First, what happens to Fannie and Freddie (aka the GSEs)? FHFA Director Watt has a five-year term that doesn’t expire until January 2019 so President Trump’s appointee will impact the GSEs’ regulator, but it will be half way through his term. Absent finding a way of passing GSE reform via budget reconciliation (that is how the Affordable Care Act was passed) Senate Republicans will have to find 60 bipartisan votes. These may be hard to come by. …
This depends entirely on what bill is presented. IMO, compromise legislation exists on this issue — and unfortunately, it’s probably found with the worst possible solution.
Establishment Republicans at the bequest of their financial donors would love to turn the GSEs back over to the private sector. With the implied guarantee of the US government, these entities can borrow cheaply and generate significant profits to shareholders. When they go bust again, the taxpayer will cover the bills.
Left-wing housing advocates who want to make bad loans to poor people and create an underclass of temporary homeowners will also want to turn the GSEs back over to the private sector. They can mandate the GSEs to underwrite bad loans to temporarily boost the homeownership rate among their constituents.
Taken together the establishment Republicans and the far left Democrats could overcome a filibuster — assuming fiscally conservative Republicans don’t kill the idea from within.
Is the Consumer Financial Protection Bureau on the endangered species list? The idea of changing its structure into a commission and tying its budget to the appropriations process is on the table. But can Republicans get a bipartisan 60 votes? …

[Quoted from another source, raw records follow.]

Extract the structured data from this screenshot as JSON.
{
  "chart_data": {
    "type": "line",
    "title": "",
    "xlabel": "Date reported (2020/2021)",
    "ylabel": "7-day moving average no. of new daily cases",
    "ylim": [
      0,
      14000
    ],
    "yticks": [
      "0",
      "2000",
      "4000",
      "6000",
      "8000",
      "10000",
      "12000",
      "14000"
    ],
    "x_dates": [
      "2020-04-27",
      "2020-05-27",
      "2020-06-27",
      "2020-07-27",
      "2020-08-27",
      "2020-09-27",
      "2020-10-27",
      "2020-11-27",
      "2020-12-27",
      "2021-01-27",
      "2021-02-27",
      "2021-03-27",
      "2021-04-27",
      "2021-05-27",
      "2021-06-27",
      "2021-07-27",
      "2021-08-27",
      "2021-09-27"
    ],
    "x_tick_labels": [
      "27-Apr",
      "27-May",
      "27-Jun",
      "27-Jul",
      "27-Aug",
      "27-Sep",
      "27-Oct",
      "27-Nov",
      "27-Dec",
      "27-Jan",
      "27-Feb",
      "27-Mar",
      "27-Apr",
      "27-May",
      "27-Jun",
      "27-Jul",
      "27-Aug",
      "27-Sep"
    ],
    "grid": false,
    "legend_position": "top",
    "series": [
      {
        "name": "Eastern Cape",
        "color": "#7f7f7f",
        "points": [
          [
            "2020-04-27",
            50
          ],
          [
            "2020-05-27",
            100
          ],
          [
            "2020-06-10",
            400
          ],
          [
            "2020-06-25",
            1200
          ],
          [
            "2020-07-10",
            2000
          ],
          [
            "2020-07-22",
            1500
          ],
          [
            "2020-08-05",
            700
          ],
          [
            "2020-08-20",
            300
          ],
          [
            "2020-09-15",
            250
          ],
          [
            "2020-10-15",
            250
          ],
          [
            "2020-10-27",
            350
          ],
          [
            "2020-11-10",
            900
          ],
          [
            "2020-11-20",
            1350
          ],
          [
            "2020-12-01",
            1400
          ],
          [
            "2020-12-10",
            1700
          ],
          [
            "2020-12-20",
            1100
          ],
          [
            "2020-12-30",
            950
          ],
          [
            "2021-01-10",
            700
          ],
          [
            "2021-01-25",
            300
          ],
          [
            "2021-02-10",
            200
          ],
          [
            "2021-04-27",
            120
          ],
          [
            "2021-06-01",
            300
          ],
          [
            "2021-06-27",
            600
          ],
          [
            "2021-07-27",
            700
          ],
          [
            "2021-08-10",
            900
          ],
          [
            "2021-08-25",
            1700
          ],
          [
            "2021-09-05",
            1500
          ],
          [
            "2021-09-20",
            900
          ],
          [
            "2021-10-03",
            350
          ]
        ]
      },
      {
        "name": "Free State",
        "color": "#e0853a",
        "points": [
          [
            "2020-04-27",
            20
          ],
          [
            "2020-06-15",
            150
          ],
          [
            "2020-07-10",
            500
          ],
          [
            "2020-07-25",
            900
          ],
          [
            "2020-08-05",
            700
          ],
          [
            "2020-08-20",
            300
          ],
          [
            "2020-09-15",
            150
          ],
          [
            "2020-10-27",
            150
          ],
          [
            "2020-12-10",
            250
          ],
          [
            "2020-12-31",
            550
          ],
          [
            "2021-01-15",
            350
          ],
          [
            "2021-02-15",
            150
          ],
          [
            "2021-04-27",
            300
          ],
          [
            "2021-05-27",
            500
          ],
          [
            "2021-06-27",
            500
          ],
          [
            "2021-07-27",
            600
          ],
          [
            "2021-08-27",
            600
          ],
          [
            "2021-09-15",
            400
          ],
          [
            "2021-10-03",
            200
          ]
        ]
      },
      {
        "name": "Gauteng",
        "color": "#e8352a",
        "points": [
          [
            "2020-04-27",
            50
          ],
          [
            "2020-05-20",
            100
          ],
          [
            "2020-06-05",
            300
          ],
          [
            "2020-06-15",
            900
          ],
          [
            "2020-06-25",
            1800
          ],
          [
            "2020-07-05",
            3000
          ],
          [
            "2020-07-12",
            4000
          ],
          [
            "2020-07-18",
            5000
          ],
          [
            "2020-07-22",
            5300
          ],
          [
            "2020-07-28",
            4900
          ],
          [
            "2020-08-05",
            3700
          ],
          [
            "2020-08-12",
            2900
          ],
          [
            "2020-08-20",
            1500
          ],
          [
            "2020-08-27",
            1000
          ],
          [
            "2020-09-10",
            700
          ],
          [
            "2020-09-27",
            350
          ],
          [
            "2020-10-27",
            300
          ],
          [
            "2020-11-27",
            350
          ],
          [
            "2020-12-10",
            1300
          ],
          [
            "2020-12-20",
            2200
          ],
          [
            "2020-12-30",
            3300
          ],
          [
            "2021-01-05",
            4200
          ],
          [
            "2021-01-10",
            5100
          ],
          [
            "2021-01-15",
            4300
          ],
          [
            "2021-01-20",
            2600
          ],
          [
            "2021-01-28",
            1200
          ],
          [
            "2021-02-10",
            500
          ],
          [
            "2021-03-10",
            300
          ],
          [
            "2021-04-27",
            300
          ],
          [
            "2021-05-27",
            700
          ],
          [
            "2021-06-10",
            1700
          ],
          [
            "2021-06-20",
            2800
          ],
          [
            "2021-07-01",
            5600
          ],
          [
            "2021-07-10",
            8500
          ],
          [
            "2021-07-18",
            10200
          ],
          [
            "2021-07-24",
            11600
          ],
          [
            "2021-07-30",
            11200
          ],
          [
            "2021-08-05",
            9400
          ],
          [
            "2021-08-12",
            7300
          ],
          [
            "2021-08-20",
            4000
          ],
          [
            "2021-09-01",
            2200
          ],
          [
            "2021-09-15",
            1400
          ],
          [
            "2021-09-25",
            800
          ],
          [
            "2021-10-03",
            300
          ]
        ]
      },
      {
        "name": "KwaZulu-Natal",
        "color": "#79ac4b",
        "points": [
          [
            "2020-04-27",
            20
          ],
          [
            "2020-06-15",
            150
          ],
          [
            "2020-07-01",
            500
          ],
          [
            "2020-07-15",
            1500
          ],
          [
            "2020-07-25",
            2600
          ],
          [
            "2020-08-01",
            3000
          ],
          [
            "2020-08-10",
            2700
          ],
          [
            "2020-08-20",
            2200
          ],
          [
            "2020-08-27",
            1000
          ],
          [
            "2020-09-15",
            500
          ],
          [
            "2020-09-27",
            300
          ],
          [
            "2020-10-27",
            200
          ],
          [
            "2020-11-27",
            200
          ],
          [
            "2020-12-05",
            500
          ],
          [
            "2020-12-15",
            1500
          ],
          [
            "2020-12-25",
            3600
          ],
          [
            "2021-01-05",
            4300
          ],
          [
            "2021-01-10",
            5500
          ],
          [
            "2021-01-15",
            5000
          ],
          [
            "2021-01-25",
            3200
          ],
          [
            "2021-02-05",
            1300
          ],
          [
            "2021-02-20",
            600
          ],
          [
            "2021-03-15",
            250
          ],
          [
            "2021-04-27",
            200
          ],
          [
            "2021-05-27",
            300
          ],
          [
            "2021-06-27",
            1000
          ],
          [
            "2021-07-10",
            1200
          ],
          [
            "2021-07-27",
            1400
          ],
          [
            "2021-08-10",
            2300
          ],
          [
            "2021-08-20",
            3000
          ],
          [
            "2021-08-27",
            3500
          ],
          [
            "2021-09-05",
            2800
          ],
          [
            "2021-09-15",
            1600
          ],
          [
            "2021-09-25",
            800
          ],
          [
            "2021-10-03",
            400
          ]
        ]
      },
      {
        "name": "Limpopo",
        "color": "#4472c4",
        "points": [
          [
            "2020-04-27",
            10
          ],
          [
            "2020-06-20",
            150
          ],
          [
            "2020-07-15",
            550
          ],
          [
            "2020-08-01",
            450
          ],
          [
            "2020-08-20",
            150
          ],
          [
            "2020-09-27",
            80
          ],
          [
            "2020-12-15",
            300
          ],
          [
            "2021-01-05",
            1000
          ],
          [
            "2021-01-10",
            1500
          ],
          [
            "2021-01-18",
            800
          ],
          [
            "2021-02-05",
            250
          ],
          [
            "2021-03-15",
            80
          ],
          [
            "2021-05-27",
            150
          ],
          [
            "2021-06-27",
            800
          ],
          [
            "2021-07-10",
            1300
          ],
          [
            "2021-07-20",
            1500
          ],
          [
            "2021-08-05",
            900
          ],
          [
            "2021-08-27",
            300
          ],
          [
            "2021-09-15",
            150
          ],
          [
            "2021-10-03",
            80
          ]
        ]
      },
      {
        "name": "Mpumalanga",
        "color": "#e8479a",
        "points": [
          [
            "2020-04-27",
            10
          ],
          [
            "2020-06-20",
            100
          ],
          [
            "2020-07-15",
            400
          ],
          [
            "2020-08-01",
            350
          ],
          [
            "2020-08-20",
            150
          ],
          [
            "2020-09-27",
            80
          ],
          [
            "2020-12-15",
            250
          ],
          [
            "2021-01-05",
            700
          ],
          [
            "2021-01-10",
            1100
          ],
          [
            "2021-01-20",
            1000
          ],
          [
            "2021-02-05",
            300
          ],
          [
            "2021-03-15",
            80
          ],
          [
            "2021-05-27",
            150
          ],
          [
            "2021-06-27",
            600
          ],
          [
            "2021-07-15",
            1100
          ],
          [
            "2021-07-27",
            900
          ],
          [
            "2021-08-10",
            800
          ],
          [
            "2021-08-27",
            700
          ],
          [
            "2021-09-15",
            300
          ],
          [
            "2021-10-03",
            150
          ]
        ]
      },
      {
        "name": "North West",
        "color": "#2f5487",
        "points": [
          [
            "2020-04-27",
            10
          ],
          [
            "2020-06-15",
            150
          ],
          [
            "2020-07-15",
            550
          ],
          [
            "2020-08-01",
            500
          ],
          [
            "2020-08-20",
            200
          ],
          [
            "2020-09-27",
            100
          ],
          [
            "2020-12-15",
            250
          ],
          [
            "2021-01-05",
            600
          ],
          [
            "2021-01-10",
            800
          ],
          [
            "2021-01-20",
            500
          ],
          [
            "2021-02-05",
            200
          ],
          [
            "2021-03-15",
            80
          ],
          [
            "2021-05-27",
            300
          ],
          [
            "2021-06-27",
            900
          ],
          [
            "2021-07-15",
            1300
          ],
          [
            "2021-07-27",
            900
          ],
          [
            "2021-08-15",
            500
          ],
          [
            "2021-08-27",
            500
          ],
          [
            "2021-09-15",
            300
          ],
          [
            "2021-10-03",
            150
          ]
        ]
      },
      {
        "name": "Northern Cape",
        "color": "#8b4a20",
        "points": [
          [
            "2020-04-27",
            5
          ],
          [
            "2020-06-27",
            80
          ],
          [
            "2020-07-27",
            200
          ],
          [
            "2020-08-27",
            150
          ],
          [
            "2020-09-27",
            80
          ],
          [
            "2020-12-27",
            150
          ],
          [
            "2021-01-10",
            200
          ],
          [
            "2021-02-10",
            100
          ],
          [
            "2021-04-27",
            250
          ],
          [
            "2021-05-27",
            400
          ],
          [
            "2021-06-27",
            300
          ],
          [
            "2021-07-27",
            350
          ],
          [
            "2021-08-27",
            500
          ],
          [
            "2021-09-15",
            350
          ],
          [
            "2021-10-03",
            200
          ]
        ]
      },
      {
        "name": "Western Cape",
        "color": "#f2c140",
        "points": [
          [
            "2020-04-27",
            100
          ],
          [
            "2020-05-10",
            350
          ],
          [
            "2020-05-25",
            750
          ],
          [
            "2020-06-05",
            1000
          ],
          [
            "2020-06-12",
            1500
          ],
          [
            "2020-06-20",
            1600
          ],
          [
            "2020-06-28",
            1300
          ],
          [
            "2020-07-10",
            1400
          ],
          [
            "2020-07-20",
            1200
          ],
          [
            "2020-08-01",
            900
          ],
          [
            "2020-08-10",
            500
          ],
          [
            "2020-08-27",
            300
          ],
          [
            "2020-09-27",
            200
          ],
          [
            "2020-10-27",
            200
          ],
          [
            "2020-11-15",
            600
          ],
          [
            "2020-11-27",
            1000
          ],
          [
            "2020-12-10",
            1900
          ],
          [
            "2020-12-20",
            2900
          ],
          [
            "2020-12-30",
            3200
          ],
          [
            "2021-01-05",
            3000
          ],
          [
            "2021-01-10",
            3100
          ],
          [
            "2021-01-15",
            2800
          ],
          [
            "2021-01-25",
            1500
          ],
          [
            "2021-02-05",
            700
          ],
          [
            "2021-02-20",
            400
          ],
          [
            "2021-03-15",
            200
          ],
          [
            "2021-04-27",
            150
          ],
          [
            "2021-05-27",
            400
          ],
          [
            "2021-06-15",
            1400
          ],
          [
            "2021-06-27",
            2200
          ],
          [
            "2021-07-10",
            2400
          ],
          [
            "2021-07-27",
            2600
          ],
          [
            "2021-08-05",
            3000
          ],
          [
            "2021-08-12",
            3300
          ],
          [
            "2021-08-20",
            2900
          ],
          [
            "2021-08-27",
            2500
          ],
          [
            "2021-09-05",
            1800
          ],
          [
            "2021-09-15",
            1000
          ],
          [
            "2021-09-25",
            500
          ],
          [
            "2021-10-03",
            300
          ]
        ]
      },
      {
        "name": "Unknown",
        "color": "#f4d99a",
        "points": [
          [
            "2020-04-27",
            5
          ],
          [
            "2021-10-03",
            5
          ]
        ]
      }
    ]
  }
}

Establishment Republicans fantasize about this, and they will dutifully propose such a change. Unfortunately, it will run into an impenetrable barrier of united Democrats, and the legislation will go nowhere.
The financial services marketplace would like to see some relief from some of Dodd Frank’s intended and unintended effects. But, the Democrats will be aggressive in defending the law and the CFPB. Opposition will be led by significant national voices including Senators Brown (D-OH), Warren (D-MA) and Sanders (D-VT).
Democrats recognize Dodd-Frank isn’t perfect, and they will allow Republicans to correct some obvious problems, but the chance of a repeal of Dodd-Frank in toto is basically zero.
What about expanding the so-called “mortgage credit box?” … The GSEs are trying to address rep and warrant issues tied to buyback risks. Many believe this risk is first on the list of reasons why the credit box isn’t opened more widely today.
This is an area where far-left Democrats and Republicans can find common ground if the fiscal conservatives don’t get in the way.
What about the mortgage interest deduction? Critics have been trying to gore this sacred cow for years. The odds of a change look slim when you consider the significant voices of support including community banks, credit unions, realtors and home builders. Were such a change to be enacted the effects of it could be moderated if the personal deduction is raised significantly (and) or the personal tax rate is cut. …
I recently wrote about how Trump’s tax plan will shift housing demand from move-ups to entry-level. The home mortgage interest deduction first needs to be undermined in its support, and the easiest way to do that is to raise the standard deduction so that almost nobody itemizes and uses the HMID. Since raising the standard deduction is a tax break for the poor and working class, I expect significant Democratic support for such a measure.
The Republican path to passing legislation is clear: they must keep their party together (which won’t be easy), and they must appeal to 8 Democratic senators to avoid a Senate filibuster. If they move to the middle, many compromise positions are possible. The future of housing finance hangs in the balance.